People take a lot of things for granted when it comes to their health, such as the fact that hormones are working quietly behind the scenes to regulate everything from your sexual health to your metabolism. And this state of hormonal balance is incredibly important for your overall health and wellness.

For the 4-5 million American men who have low testosterone, the imbalance in these reproductive hormones can have a great impact on their quality of life as symptoms can range from erectile dysfunction to depression.

Because low testosterone is such a common problem, Dr. Sean P. Nikravan is using  this month’s blog post to review some of the causes and risk factors for low T.

Whether you’re reading this because we’ve already diagnosed you with a testosterone deficiency or you want to avoid the issue, it’s a very good idea to learn what you can about what drives lower-than-normal testosterone levels.

Understanding testosterone levels

Let’s first discuss what constitutes a “normal” testosterone level, which we measure in nanograms per deciliter (ng/dL). Once you pass through puberty, your testosterone levels should be somewhere between 300 ng/dL and 923 ng/dL.

This wide range encompasses most ages as testosterone levels can fluctuate throughout your life. But if your levels fall below 300 ng/dL, we consider this to be low testosterone.

What drives low testosterone

A number of reasons explain why your testosterone levels might dip below ideal levels.

1. Age

The leading culprit behind low T is aging, and it’s a natural decline that all men face. Starting around age 30, you lose about 1%- 2% testosterone each year, or 100 ng/dL every 10 years. This explains why low T affects more than half of men over age 80.

2. Obesity

Carrying excess body fat can have a metabolic impact that includes a decrease in testosterone production. In fact, 30% of men who are overweight have low T compared to slightly more than 6% of men of normal weight. 

3. Diabetes

At its core, diabetes is a metabolic issue that affects the hormone insulin, but it appears to also impact testosterone production. Men with diabetes are twice as likely to have low T than men who don’t have this chronic disease.

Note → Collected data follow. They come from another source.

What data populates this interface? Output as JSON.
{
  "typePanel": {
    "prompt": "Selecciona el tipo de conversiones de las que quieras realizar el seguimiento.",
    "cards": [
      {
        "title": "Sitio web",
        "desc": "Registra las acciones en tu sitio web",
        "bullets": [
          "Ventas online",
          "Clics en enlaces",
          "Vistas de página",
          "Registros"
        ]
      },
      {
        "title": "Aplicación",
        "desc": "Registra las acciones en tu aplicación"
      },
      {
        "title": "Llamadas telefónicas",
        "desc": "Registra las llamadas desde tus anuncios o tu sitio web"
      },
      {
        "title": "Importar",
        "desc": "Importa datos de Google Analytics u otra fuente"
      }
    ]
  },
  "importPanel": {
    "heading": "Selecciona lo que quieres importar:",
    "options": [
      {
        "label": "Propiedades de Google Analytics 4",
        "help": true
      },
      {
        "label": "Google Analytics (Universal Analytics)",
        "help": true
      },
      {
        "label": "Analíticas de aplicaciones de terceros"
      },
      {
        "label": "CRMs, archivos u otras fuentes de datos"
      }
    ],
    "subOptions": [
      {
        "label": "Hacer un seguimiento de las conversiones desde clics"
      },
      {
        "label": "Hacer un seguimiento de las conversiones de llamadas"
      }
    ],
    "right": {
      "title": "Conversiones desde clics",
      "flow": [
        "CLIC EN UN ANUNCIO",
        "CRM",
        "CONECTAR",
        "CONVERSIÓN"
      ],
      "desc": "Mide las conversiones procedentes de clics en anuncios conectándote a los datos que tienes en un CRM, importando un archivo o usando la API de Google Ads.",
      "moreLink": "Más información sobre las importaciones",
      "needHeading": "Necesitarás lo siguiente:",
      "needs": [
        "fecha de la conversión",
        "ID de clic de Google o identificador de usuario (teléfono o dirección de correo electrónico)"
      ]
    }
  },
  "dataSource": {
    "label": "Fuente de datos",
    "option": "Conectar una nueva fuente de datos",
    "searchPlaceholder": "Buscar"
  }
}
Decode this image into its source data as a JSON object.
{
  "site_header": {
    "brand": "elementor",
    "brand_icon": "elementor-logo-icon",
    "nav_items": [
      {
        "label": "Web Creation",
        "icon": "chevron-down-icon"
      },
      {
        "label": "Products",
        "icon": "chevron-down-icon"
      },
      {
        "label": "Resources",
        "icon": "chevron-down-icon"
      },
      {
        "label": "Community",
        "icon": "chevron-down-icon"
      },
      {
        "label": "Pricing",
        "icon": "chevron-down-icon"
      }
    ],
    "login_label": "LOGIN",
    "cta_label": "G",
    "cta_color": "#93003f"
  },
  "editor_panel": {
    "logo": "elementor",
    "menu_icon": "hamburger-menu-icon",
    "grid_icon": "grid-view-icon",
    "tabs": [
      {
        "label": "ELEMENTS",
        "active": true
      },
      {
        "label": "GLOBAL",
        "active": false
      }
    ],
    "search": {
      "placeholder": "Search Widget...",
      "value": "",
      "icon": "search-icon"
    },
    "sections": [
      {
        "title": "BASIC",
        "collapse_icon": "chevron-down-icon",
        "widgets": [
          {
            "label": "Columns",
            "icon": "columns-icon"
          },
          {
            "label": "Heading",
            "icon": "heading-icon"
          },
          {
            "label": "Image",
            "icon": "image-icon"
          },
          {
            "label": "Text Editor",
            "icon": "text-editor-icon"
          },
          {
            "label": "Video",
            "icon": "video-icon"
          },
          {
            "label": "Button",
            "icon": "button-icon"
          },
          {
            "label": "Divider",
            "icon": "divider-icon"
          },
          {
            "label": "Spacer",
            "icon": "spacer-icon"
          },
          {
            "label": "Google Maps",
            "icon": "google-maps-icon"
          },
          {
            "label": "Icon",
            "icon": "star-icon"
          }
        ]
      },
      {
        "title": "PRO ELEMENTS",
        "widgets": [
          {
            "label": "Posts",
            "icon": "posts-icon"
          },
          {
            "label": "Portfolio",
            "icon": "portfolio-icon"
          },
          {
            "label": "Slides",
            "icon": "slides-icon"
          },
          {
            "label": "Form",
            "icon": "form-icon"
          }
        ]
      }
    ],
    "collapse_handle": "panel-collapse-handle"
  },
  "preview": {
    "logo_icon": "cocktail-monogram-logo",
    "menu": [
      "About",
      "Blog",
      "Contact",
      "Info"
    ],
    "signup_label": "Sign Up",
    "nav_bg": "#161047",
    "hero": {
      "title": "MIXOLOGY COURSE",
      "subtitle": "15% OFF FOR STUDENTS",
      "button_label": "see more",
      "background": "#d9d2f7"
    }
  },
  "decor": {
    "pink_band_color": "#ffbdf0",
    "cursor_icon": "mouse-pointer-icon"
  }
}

4. Certain medications and treatments

Low T can be affected by treatments and medications. For example, low T is a common side effect of certain chemotherapy and radiation treatments. The hormone imbalance is also common among opioid and steroid users.

Aside from these issues, we’re now recognizing that chronic stress can greatly impact your hormones and contribute to issues like low testosterone.

Addressing low testosterone

The good news is that no matter what’s behind your low testosterone levels, we can rebalance them through hormone replacement therapies that will have you feeling more like yourself again. As well, we can work with you on weight management if we believe that excess pounds are adding to a decline in your hormone production.